Low murmurs fill the chamber of the Duma, spaces in-between where men in long cloaks sit on blankets, coats and cushions. Sitting there while others starve in the streets like dogs. While people whisper in taverns of uprisings, of fateful days where they will take the power back in their own hands. Promises exchanged like so much coin, almost enough to satiate hungry bellies with rage.

"These marionettes are in the threads of a foreigner royal bewitched by Rasputina's charms. Alexandr will never help us now, not that he ever would have.
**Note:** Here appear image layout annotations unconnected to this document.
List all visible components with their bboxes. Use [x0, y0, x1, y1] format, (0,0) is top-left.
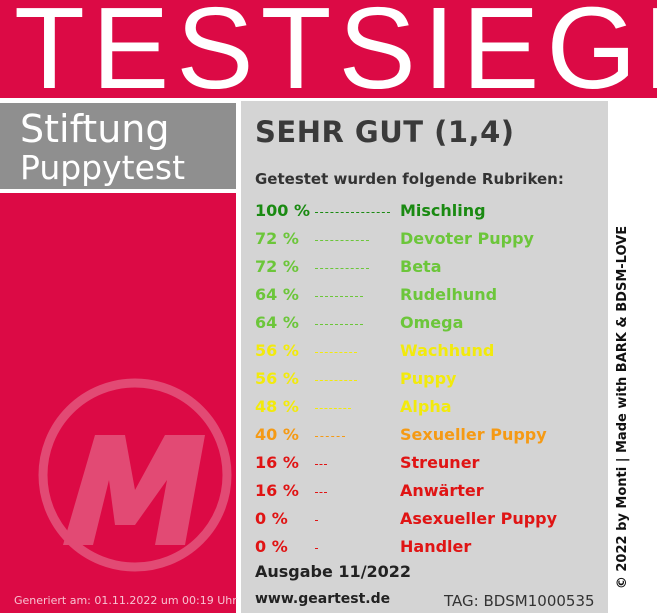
generated-timestamp: Generiert am: 01.11.2022 um 00:19 Uhr	[14, 594, 237, 607]
rubric-percent: 56 %	[255, 341, 299, 360]
copyright-text: © 2022 by Monti | Made with BARK & BDSM-…	[615, 225, 630, 590]
rubric-row: 64 % Rudelhund	[255, 285, 595, 307]
intro-text: Getestet wurden folgende Rubriken:	[255, 170, 564, 188]
rubric-bar	[315, 212, 390, 213]
rubric-row: 0 % Handler	[255, 537, 595, 559]
rubric-percent: 16 %	[255, 453, 299, 472]
tag-label: TAG: BDSM1000535	[444, 592, 595, 610]
rubric-percent: 0 %	[255, 537, 288, 556]
rubric-percent: 72 %	[255, 257, 299, 276]
rubric-name: Asexueller Puppy	[400, 509, 558, 528]
testsieger-banner: TESTSIEGER	[0, 0, 657, 98]
rubric-name: Rudelhund	[400, 285, 498, 304]
rubric-bar	[315, 380, 357, 381]
rubric-percent: 64 %	[255, 285, 299, 304]
banner-title: TESTSIEGER	[14, 0, 657, 98]
rubric-percent: 100 %	[255, 201, 310, 220]
rubric-name: Beta	[400, 257, 442, 276]
rubric-percent: 16 %	[255, 481, 299, 500]
rubric-bar	[315, 240, 369, 241]
rubric-bar	[315, 268, 369, 269]
edition-label: Ausgabe 11/2022	[255, 562, 412, 581]
rubric-name: Streuner	[400, 453, 480, 472]
rubric-row: 48 % Alpha	[255, 397, 595, 419]
rubric-percent: 0 %	[255, 509, 288, 528]
rubric-name: Wachhund	[400, 341, 495, 360]
rubric-percent: 72 %	[255, 229, 299, 248]
rubric-name: Alpha	[400, 397, 452, 416]
rubric-row: 56 % Wachhund	[255, 341, 595, 363]
rubric-bar	[315, 548, 318, 549]
rubric-bar	[315, 492, 327, 493]
rubric-percent: 48 %	[255, 397, 299, 416]
rubric-row: 16 % Streuner	[255, 453, 595, 475]
rubric-bar	[315, 408, 351, 409]
rubric-row: 72 % Devoter Puppy	[255, 229, 595, 251]
rubric-bar	[315, 296, 363, 297]
copyright-vertical: © 2022 by Monti | Made with BARK & BDSM-…	[611, 205, 635, 610]
rubric-name: Puppy	[400, 369, 457, 388]
m-logo-icon	[38, 378, 232, 572]
rubric-bar	[315, 436, 345, 437]
rubric-name: Mischling	[400, 201, 486, 220]
rubric-name: Handler	[400, 537, 472, 556]
rubric-bar	[315, 464, 327, 465]
rubric-percent: 40 %	[255, 425, 299, 444]
seal-line-2: Puppytest	[20, 148, 186, 187]
rubric-row: 56 % Puppy	[255, 369, 595, 391]
website-label: www.geartest.de	[255, 591, 391, 607]
rubric-row: 40 % Sexueller Puppy	[255, 425, 595, 447]
rubric-bar	[315, 324, 363, 325]
rubric-percent: 64 %	[255, 313, 299, 332]
rubric-name: Omega	[400, 313, 464, 332]
results-panel: SEHR GUT (1,4) Getestet wurden folgende …	[241, 101, 608, 613]
rubric-row: 100 % Mischling	[255, 201, 595, 223]
rubric-row: 16 % Anwärter	[255, 481, 595, 503]
rubric-percent: 56 %	[255, 369, 299, 388]
stiftung-seal: Stiftung Puppytest	[0, 101, 236, 189]
rubric-bar	[315, 352, 357, 353]
rubric-row: 64 % Omega	[255, 313, 595, 335]
rubric-row: 72 % Beta	[255, 257, 595, 279]
rubric-row: 0 % Asexueller Puppy	[255, 509, 595, 531]
rubric-bar	[315, 520, 318, 521]
rubric-name: Sexueller Puppy	[400, 425, 547, 444]
grade-heading: SEHR GUT (1,4)	[255, 115, 515, 149]
rubric-name: Devoter Puppy	[400, 229, 534, 248]
seal-line-1: Stiftung	[20, 107, 170, 151]
rubric-name: Anwärter	[400, 481, 484, 500]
A foreigner with foreign blood that was never truly an ally to Russia. A German through and through, an evil genius of Russia and a bewitched foreign tsar."

Raucous cries now. Murmurs of assent and halfhearted whispers of protest. Murmurs of mutiny and treason and all those things which seem great at the time until plans are drawn. Plans that make a person's blood grow cold and a mind fogged with regret.

"I hear she drinks to excess!" One cries.

"She faked the assassin attack on herself to gain pity."

"A witch who dances in sin and sleeps with conspirators and other witches!"

Quiet as the orator, again, speaks. "We shall never thrive with an enchantress and a foreigner whispering their venom into the vulnerable tsarina's ear. A heart too good. As clean as Russian snow, soiled by filthy hands of the devil and of mercenaries!"

Roars now. Cries for blood and money and all those things which drive men mad. Cries for change and cries for compromise. Peace and pity seem much the same with the room in such a fervor.

But one man sits low. A certain Yusupov with pale lips drawn thin. Gaze drinking in the scene before him. Eyes and ears that open in entirety. A mind that turns and turns like someone in the thrall of a nightmare.

After the prospective orator's grand speech, Yusupov draws his lips close to Purishkevich's ears. The mind ever turning and turning. The words form on the tip of his sharpened tongue. "We must find the witch who holds the tsarina's family in her thrall. Puts worms in their ears." A smile then, a smile over his face. "We must destroy her. If she hasn't already destroyed herself."

More whispers then. A web of promises and half-truths. Purishkevich's eyes widen. "If what you say is true," he gasps, "then, certainly, Rasputina must die. By God or man."